Rosa lalu bertekad melayani anak-anak di pedalaman Tanah Air. Bergabung dengan program Satu Buku untuk Indonesia, ia datang kembali ke Binaiya. Tujuannya adalah mengirimkan 1.000 buku untuk anak-anak di sejumlah desa yang terletak di sekitar lereng gunung. Sesama petualang ACI asal Magelang, Farchan Noor Rachman, dalam blognya pada 15 April 2014 menyebut Rosa sebagai suluh bagi anak-anak Binaiya. "Susah payah (Rosa) datang kembali demi pendidikan untuk mereka, tak minta balas kecuali harap agar anak-anak Binaiya lebih mengenal dunia."
Indah Hati tak heran terhadap pengembaraan adik bungsunya yang kini menambatkan hati di Papua itu. Demi kecintaannya kepada anak-anak, Rosa yang terkenal tomboi ini rela berjalan jauh, naik-turun lembah, demi mencapai lokasi kerja. Rosa, kata Indah, adalah sosok yang ia banggakan karena rela mengajar banyak hal untuk anak-anak Papua meski tak dibayar. "Kami sudah mewakafkan dia untuk Papua, seperti mimpinya menjadi terang bagi Papua," ujar Indah dalam laman Facebooknya.

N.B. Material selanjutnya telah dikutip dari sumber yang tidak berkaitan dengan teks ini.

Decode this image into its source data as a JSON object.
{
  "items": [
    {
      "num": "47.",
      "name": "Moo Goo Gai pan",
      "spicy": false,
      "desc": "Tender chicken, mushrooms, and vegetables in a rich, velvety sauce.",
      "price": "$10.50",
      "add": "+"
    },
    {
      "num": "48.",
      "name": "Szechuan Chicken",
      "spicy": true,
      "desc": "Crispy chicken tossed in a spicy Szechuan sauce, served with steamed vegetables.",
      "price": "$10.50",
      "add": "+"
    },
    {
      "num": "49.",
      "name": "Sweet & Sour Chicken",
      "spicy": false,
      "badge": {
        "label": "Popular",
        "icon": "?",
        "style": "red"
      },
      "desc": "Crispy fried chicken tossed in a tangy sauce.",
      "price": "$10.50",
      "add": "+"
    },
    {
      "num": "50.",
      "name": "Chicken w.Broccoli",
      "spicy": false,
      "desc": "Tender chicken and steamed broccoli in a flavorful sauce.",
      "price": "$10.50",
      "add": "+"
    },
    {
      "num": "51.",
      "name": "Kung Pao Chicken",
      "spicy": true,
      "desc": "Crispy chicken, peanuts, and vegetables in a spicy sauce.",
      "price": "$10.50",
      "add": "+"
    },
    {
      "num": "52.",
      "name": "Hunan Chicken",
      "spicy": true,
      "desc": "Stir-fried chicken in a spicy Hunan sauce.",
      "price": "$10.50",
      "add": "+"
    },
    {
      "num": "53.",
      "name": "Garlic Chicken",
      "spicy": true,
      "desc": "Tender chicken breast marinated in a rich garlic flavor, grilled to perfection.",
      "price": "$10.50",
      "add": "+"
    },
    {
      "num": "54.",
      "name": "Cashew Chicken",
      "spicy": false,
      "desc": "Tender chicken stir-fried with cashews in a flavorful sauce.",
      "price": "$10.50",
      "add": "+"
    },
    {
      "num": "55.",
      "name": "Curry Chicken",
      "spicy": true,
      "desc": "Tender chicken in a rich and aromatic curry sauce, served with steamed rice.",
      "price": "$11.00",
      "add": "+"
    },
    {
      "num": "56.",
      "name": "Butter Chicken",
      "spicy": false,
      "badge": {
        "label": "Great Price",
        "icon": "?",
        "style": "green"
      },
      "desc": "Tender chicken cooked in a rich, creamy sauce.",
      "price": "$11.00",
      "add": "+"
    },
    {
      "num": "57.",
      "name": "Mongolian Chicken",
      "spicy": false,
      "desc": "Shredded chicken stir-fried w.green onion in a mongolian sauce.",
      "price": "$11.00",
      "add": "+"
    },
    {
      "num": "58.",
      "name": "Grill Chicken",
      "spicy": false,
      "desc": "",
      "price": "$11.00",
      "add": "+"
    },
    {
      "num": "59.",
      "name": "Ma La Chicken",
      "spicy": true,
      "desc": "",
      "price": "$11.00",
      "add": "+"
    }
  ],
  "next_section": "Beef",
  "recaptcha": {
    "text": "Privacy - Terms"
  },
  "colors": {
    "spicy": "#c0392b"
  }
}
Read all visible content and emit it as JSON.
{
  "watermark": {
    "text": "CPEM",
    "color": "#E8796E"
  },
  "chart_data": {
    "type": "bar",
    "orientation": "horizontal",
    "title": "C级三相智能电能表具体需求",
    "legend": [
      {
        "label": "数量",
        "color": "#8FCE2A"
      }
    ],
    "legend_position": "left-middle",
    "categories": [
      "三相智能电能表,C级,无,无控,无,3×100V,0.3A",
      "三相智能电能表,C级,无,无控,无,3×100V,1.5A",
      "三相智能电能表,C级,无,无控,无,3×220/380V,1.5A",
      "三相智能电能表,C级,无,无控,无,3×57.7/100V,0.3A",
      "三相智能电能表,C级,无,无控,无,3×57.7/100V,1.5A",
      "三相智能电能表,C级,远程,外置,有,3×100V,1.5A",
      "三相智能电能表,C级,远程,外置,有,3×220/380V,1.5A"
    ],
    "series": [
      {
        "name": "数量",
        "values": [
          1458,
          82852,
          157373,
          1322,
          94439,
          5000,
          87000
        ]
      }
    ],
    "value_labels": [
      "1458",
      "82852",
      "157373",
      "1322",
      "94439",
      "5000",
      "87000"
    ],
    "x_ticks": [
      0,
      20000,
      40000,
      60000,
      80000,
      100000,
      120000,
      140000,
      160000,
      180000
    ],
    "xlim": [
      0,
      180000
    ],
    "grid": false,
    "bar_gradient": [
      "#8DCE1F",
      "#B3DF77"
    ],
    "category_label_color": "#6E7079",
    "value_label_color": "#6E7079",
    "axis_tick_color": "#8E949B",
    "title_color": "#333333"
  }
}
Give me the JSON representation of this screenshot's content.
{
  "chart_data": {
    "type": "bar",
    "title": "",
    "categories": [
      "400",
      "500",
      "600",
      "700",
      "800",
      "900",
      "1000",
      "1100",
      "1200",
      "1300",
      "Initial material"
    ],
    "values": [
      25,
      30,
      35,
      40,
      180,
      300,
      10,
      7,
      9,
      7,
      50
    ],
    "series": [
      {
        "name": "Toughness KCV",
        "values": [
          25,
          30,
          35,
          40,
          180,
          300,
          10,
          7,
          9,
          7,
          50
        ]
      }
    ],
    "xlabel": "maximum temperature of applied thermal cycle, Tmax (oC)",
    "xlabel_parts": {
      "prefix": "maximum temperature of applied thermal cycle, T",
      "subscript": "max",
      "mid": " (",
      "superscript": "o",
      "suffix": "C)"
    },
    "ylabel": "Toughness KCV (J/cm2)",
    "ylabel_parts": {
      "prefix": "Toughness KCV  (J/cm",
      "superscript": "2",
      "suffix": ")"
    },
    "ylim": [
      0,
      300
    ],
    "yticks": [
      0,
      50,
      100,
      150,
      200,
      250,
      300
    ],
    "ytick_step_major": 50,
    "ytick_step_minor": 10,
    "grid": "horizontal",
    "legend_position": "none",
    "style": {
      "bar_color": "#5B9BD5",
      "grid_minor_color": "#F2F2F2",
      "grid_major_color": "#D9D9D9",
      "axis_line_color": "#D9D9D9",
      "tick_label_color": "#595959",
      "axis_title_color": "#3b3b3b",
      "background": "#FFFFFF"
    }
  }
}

Pada kesempatan libur Natal tahun lalu, di tengah keluarga besarnya di Magelang, Rosa pamit untuk melanjutkan pengembaraannya di Kabupaten Asmat. Mulai Juni tahun depan, ia dikontrak untuk mengembangkan sekolah alternatif di wilayah pesisir selatan Papua hingga lima tahun mendatang.
Rosa Dahlia Yekti Pratiwi
Tempat dan tanggal lahir: Magelang, 13 November 1987
Nama orang tua: Soegeng Widodo dan Sri Maryanti
Pendidikan:
Pengalaman:
Jannah
Guru Anak-anak Transmigran
Hanya lulus sekolah dasar tapi mengajar anak-anak sekolah menengah pertama dan bertahan 17 tahun. Jannah membuka Rumah Pintar di Desa Rantau Panjang di Paser, Kalimantan Selatan, pada 1999. Waktu itu usianya baru 18 tahun. Jannah dan suaminya, Syamsul Arifin, baru pindah dari Tabalong, kabupaten lain di provinsi itu.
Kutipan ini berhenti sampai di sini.